Original address: http://tech.meituan.com/hive-sql-to-mapreduce.html

Hive SQL Compilation process

Contact Us

The content source of this page is from Internet, which doesn't represent Alibaba Cloud's opinion; products and services mentioned on that page don't have any relationship with Alibaba Cloud. If the content of the page makes you feel confusing, please write us an email, we will handle the problem within 5 days after receiving your email.

If you find any instances of plagiarism from the community, please send an email to: info-contact@alibabacloud.com and provide relevant evidence. A staff member will contact you within 5 working days.

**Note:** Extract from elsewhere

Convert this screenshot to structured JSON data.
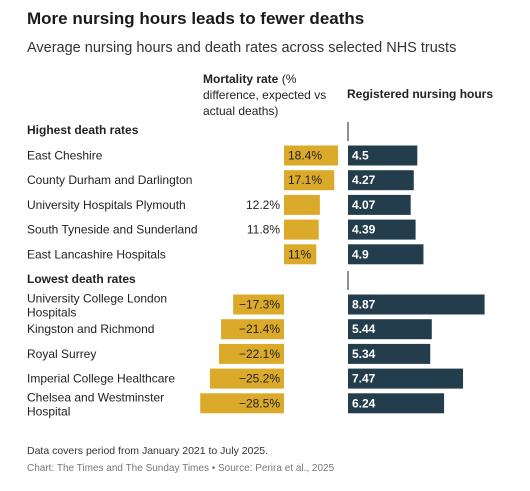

A Free Trial That Lets You Build Big!

Start building with 50+ products and up to 12 months usage for Elastic Compute Service

  • Sales Support

    1 on 1 presale consultation

  • After-Sales Support

    24/7 Technical Support 6 Free Tickets per Quarter Faster Response

  • Alibaba Cloud offers highly flexible support services tailored to meet your exact needs.